# Car repair as tax write-off?



## M138 (Oct 5, 2017)

Just had my car in for inspection. Looks like my shocks need to be replaced and it's not going to be cheap. Any chance that Uber drivers can write off hefty repairs come tax time?


----------



## Disgusted Driver (Jan 9, 2015)

M138 said:


> Just had my car in for inspection. Looks like my shocks need to be replaced and it's not going to be cheap. Any chance that Uber drivers can write off hefty repairs come tax time?


Yes or no, it depends.

You can either itemize all expenses OR take the mileage deduction for every mile driven working with or without a pax. You can not do both. For most it is easier and more lucrative to take the mileage deduction.


----------



## M138 (Oct 5, 2017)

Disgusted Driver said:


> Yes or no, it depends.
> 
> You can either itemize all expenses OR take the mileage deduction for every mile driven working with or without a pax. You can not do both. For most it is easier and more lucrative to take the mileage deduction.
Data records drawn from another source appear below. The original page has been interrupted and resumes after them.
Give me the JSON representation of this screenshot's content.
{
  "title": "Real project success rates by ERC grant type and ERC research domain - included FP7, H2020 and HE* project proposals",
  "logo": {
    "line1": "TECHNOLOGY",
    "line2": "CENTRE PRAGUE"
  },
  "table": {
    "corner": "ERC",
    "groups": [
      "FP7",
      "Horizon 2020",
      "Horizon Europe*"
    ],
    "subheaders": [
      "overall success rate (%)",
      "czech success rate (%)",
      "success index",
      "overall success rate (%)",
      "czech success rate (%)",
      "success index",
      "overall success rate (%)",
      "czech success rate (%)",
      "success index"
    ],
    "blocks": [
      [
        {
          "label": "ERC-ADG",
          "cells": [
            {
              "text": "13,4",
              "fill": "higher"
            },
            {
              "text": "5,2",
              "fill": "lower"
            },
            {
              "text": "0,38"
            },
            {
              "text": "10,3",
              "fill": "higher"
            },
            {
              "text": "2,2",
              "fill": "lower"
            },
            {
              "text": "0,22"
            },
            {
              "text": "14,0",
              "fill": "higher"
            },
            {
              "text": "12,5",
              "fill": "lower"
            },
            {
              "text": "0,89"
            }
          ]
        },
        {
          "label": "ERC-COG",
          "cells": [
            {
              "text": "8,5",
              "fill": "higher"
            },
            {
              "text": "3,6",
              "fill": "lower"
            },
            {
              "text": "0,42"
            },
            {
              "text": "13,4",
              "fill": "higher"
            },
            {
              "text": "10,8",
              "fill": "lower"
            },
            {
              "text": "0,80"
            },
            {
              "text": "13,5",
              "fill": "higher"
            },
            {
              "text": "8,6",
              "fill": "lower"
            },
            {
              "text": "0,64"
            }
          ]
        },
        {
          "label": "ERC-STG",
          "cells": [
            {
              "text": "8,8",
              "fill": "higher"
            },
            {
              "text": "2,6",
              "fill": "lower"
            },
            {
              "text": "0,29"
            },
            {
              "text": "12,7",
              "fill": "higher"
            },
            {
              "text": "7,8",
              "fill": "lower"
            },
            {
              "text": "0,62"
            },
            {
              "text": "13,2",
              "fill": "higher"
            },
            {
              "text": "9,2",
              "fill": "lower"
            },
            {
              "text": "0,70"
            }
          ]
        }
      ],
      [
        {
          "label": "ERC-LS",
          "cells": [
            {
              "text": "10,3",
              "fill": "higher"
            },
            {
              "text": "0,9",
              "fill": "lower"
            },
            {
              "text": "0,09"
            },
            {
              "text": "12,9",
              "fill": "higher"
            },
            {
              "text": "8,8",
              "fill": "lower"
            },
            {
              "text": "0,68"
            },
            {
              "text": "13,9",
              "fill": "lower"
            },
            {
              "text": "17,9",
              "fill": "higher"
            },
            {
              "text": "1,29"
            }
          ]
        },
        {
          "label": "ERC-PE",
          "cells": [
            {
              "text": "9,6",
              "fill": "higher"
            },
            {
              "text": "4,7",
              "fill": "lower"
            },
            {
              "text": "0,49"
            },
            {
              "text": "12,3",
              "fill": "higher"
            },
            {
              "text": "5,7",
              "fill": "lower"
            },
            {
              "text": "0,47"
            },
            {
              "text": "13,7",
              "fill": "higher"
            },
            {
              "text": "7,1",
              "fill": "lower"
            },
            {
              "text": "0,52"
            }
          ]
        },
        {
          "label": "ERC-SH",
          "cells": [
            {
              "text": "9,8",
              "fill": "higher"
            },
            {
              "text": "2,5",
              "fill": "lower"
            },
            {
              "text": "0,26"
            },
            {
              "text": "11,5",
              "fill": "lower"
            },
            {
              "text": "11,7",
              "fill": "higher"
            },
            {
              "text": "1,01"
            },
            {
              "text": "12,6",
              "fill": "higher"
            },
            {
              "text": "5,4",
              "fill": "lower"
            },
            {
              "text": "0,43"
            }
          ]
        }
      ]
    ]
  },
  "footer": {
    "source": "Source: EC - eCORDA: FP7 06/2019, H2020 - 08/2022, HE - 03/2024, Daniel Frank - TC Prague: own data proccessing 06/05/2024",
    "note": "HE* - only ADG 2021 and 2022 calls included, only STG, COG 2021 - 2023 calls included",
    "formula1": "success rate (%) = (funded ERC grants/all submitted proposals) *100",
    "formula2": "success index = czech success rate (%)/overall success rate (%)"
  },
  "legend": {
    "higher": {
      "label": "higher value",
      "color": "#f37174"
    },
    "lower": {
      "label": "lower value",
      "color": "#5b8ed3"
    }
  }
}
Great information. Thank you!


----------



## Older Chauffeur (Oct 16, 2014)

Bear in mind that actual expenses are deductible up to the percentage of business use. For example, based on your mileage log, you can prove that your business use was 60% of the total miles on the car, and you had a $1000 repair- the deduction would be limited to $600. That method requires additional record keeping and receipts for what may prove to be less of a deduction than using the standard mileage rate.


----------



## Mars Troll Number 4 (Oct 30, 2015)

Older Chauffeur said:


> Bear in mind that actual expenses are deductible up to the percentage of business use. For example, based on your mileage log, you can prove that your business use was 60% of the total miles on the car, and you had a $1000 repair- the deduction would be limited to $600. That method requires additional record keeping and receipts for what may prove to be less of a deduction than using the standard mileage rate.
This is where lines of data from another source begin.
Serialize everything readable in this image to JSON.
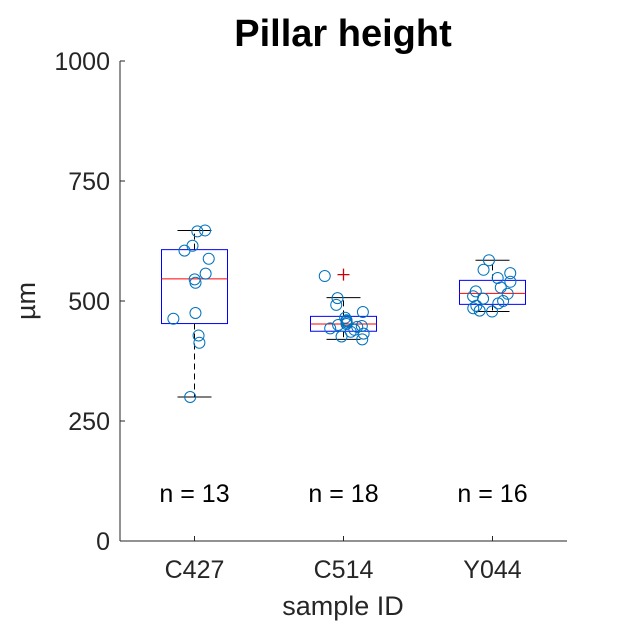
{
  "chart_data": {
    "type": "box",
    "title": "Pillar height",
    "xlabel": "sample ID",
    "ylabel": "µm",
    "ylim": [
      0,
      1000
    ],
    "yticks": [
      0,
      250,
      500,
      750,
      1000
    ],
    "categories": [
      "C427",
      "C514",
      "Y044"
    ],
    "colors": {
      "box": "#0000ff",
      "median": "#ff0000",
      "whisker": "#000000",
      "outlier": "#cc0000",
      "points": "#0072bd"
    },
    "boxes": [
      {
        "category": "C427",
        "q1": 453,
        "median": 546,
        "q3": 607,
        "whisker_low": 300,
        "whisker_high": 647,
        "outliers": [],
        "n_label": "n = 13",
        "points": [
          647,
          645,
          615,
          605,
          588,
          557,
          545,
          538,
          475,
          463,
          428,
          413,
          300
        ]
      },
      {
        "category": "C514",
        "q1": 437,
        "median": 452,
        "q3": 468,
        "whisker_low": 420,
        "whisker_high": 507,
        "outliers": [
          555
        ],
        "n_label": "n = 18",
        "points": [
          552,
          506,
          492,
          477,
          465,
          460,
          458,
          455,
          452,
          450,
          448,
          446,
          443,
          440,
          436,
          432,
          426,
          420
        ]
      },
      {
        "category": "Y044",
        "q1": 493,
        "median": 516,
        "q3": 543,
        "whisker_low": 478,
        "whisker_high": 585,
        "outliers": [],
        "n_label": "n = 16",
        "points": [
          585,
          565,
          558,
          548,
          540,
          528,
          520,
          515,
          510,
          505,
          500,
          495,
          490,
          485,
          480,
          478
        ]
      }
    ]
  }
}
I've never had actual end up on top using lower end vehicles.

(I.e. X or Xl)

Select, black, ect..

I could see it happen...


----------



## Older Chauffeur (Oct 16, 2014)

Mears Troll Number 4 said:


> I've never had actual end up on top using lower end vehicles.
> 
> (I.e. X or Xl)
> 
> ...


Good point. But we've seen evidence on here of people driving older Beemers and Benzes on the cheaper platforms, so I suppose it's possible. Keeping all the receipts for gas, etc would be a nuisance.


----------



## Mars Troll Number 4 (Oct 30, 2015)

Older Chauffeur said:


> Good point. But we've seen evidence on here of people driving older Beemers and Benzes on the cheaper platforms, so I suppose it's possible. Keeping all the receipts for gas, etc would be a nuisance.


I'm not saying it's not possible for a higher end car to be covered by the standard mile rate, i honestly don't have enough experience or have run the numbers to know..

I'm saying it's possible on a high end car actual expenses could go over.


----------



## Older Chauffeur (Oct 16, 2014)

Mears Troll Number 4 said:


> I'm not saying it's not possible for a higher end car to be covered by the standard mile rate, i honestly don't have enough experience or have run the numbers to know..
> 
> I'm saying it's possible on a high end car actual expenses could go over.


Yes, and I was agreeing with you for older (out of warranty and expensive to maintain) cars used on the X platform.


----------